CS50 evolves. The introductory computer-science course, which has pioneered online pedagogies, reverted to one traditional academic norm this year. Among the “What’s new for fall 2017?” guidance in its FAQs: “Unlike last year, students are encouraged to attend all lectures in person this year….” Last year, a large cohort of students was investigated for academic misconduct after assignments and code were checked for duplications or copying from online sources. In its annual report for 2016-2017, the Harvard College Honor Council reported that it had “received a significant number of reports from one large introductory course”—an apparent reference to CS50. This year, the Crimson reported, dean of undergraduate education Jay M. Harris appeared in class to exhort students to read the course’s honesty policy—and to follow it scrupulously.
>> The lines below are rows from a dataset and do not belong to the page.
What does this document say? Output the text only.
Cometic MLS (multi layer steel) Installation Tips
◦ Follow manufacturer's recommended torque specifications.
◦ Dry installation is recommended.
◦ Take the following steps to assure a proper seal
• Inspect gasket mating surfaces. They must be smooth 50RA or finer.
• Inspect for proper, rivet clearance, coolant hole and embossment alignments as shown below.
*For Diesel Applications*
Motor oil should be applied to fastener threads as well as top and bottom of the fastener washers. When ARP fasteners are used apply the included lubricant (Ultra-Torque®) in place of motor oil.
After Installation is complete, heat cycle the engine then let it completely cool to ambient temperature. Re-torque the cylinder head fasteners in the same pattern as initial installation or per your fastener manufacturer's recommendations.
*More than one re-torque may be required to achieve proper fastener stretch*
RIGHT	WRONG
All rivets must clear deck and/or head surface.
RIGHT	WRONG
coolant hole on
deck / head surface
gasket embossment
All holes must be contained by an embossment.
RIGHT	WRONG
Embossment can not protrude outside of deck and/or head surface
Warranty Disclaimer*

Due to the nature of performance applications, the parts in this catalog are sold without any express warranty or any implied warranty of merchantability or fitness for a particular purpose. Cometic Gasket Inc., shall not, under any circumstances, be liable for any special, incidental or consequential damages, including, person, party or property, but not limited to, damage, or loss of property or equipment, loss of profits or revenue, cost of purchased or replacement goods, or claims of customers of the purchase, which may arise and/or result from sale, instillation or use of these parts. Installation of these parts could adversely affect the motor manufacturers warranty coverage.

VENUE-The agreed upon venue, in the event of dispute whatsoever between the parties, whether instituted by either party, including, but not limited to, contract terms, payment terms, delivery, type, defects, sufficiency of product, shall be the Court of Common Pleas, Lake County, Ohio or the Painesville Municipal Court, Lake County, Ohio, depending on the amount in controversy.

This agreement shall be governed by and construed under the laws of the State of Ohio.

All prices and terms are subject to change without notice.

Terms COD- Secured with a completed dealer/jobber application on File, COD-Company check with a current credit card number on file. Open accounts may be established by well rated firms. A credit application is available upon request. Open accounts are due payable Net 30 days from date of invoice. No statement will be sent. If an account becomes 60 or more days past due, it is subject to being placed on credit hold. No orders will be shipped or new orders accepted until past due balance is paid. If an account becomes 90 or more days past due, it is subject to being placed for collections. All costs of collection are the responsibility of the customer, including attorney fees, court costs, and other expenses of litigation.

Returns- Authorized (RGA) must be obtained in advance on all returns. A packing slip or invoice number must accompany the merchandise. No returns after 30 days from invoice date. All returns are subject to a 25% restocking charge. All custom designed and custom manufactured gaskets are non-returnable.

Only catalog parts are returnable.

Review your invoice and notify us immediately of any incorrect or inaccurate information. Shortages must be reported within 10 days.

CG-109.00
Science center resized. A regulatory filing for the science and engineering complex now rising in Allston (the future home of most of the engineering and applied sciences faculty) shows that the building has increased in size—without actually growing. It now totals 496,000 square feet of gross floor area, up from 445,000, but occupies the same footprint, volume, and massing. The difference is attributable to recalculating the interior space once the actual thickness of the walls was determined, and to relocating the area energy facility from the basement to a separate site nearby.


John Lithgow
Photograph by Jon Chase/HPAC

Miscellany. The College has named Roland S. Davis associate dean for diversity and inclusion, filling a year-long vacancy; he has been executive director of the office of undergraduate advising and student success at Simmons.…With fewer students than usual electing to defer admission, more members of the class of 2021 than expected enrolled this fall; 28 freshmen are being housed in overflow rooms in DeWolfe. William R. Fitzsimmons, dean of admissions and financial aid, raised the possibility, The Harvard Crimson reported, that the College will be more conservative this season, and then resort to the wait list to round out the next class—a departure from recent practice.…The Harvard Film Archive has graduated—from associate membership to full membership in the International Federation of Film Archives, reflecting, among other factors, the growth in its holdings.…Susan Dackerman, curator of prints at the Harvard Art Museums from 2005 to 2015, has been appointed Freidenrich director of Stanford’s Cantor Arts Center museum. She and Agassiz professor of the humanities Jennifer L. Roberts have just completed a catalogue raisonné of Jasper Johns’s monotypes.…John Lithgow ’67, Ar.D. ’05, won an Emmy for outstanding supporting actor for depicting Winston Churchill in the Netflix drama series The Crown.